Dirk Bogarde was undoubtedly blessed. His father was the art editor of the Sunday Times, his mother was a former actress, and the family was more than comfortably off. Their home was on the Sussex Downs,and the children seemed to live their lives out of doors, coming home only for practical necessities. That included meals and those were reported frequently, and always with loving detail.
“It was shepherd’s pie and runner beans for lunch, and Daddies sauce. Which was a particular treat because it was never allowed in the dining room when our parents were there, which seemed a pit because it had a quite interesting picture on it of a very happy father and mother and their children, and the father was smiling like anything and holding the bottle of sauce. That was why it was called Daddies, you see. But it was a very good sauce anyway, and it went down a treat, as Lally said, with a bit of shepherd’s pie. And then there was treacle tart for pudding, only because it was still summertime, and we’d had it hot the day before. We had it cold with clotted cream from the Court Dairy, and it was really pretty good, all sticky and crinkly.”
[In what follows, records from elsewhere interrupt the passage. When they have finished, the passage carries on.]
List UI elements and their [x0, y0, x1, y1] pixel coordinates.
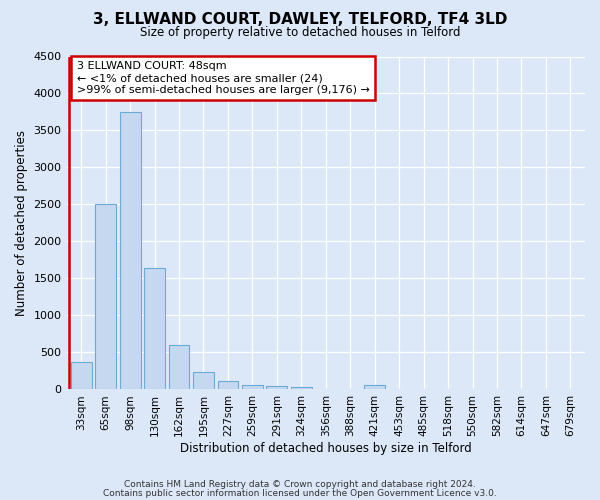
Bar — [193, 372, 214, 390]
X-axis label: Distribution of detached houses by size in Telford: Distribution of detached houses by size … — [180, 442, 472, 455]
Text: 3 ELLWAND COURT: 48sqm
← <1% of detached houses are smaller (24)
>99% of semi-de: 3 ELLWAND COURT: 48sqm ← <1% of detached… — [77, 62, 370, 94]
Bar — [291, 387, 312, 390]
Bar — [218, 382, 238, 390]
Text: Contains public sector information licensed under the Open Government Licence v3: Contains public sector information licen… — [103, 489, 497, 498]
Bar — [95, 204, 116, 390]
Text: Size of property relative to detached houses in Telford: Size of property relative to detached ho… — [140, 26, 460, 39]
Bar — [144, 268, 165, 390]
Y-axis label: Number of detached properties: Number of detached properties — [15, 130, 28, 316]
Text: Contains HM Land Registry data © Crown copyright and database right 2024.: Contains HM Land Registry data © Crown c… — [124, 480, 476, 489]
Bar — [242, 384, 263, 390]
Bar — [266, 386, 287, 390]
Bar — [364, 384, 385, 390]
Bar — [169, 345, 190, 390]
Bar — [71, 362, 92, 390]
Bar — [120, 112, 140, 390]
Text: 3, ELLWAND COURT, DAWLEY, TELFORD, TF4 3LD: 3, ELLWAND COURT, DAWLEY, TELFORD, TF4 3… — [93, 12, 507, 28]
The voice and the words there, and throughout this memoir are those of a child. They are simple, precise and unsentimental, and they paint pictures beautifully. But they are filtered through an adult understanding. The boy didn’t understand the significance of the words ‘she might lose it’ when his mother fell on the stairs but the adult did, and so the boy reported that incident.
Those moments like that were the smallest of distractions; I was completely captivated by this evocation of an idyllic childhood. There was little incident – just an occasional visitor, an occasional trip – but young lives were lived.
Lally was indispensable. She had been nanny – she still was, even though her charges considered themselves far too grown up for these things – and she kept the household running smoothly. It is to her that this book is dedicated.
It is the story of a happy family, in a world that would soon be changed forever by World War II.
The highlight came at Christmas.
“The most beautiful tree you’ve ever seen. All gold and silver. Shining in the firelight. And we all cried out in surprise, and our father said the only thing was not to touch it really, because it was all made of holly branches and he’s had to paint all the leaves gold and silver by hand and it had taken him half the night. Our mother said that was his punishment for forgetting the tree in the first place, and Lally said it was a good thing she wasn’t about to do any washing because her clothes’ prop was now covered in holly and thick as a hedgehog with nails, and our father said that there was quite a gap in the fence down at the Daukeses’ cottage.”
And the lowest moments where when Lally fell ill. The terrible fear that she might die, that she might not be coming back. And the realisation that, loved though she was, she was not one of the family and came from a very different world.
Everything important in a young life is here, sights, sounds, incidents perfectly recalled more than fifty years after the fact.
The result is a lovely little book, with the power to pull you back to another time and place.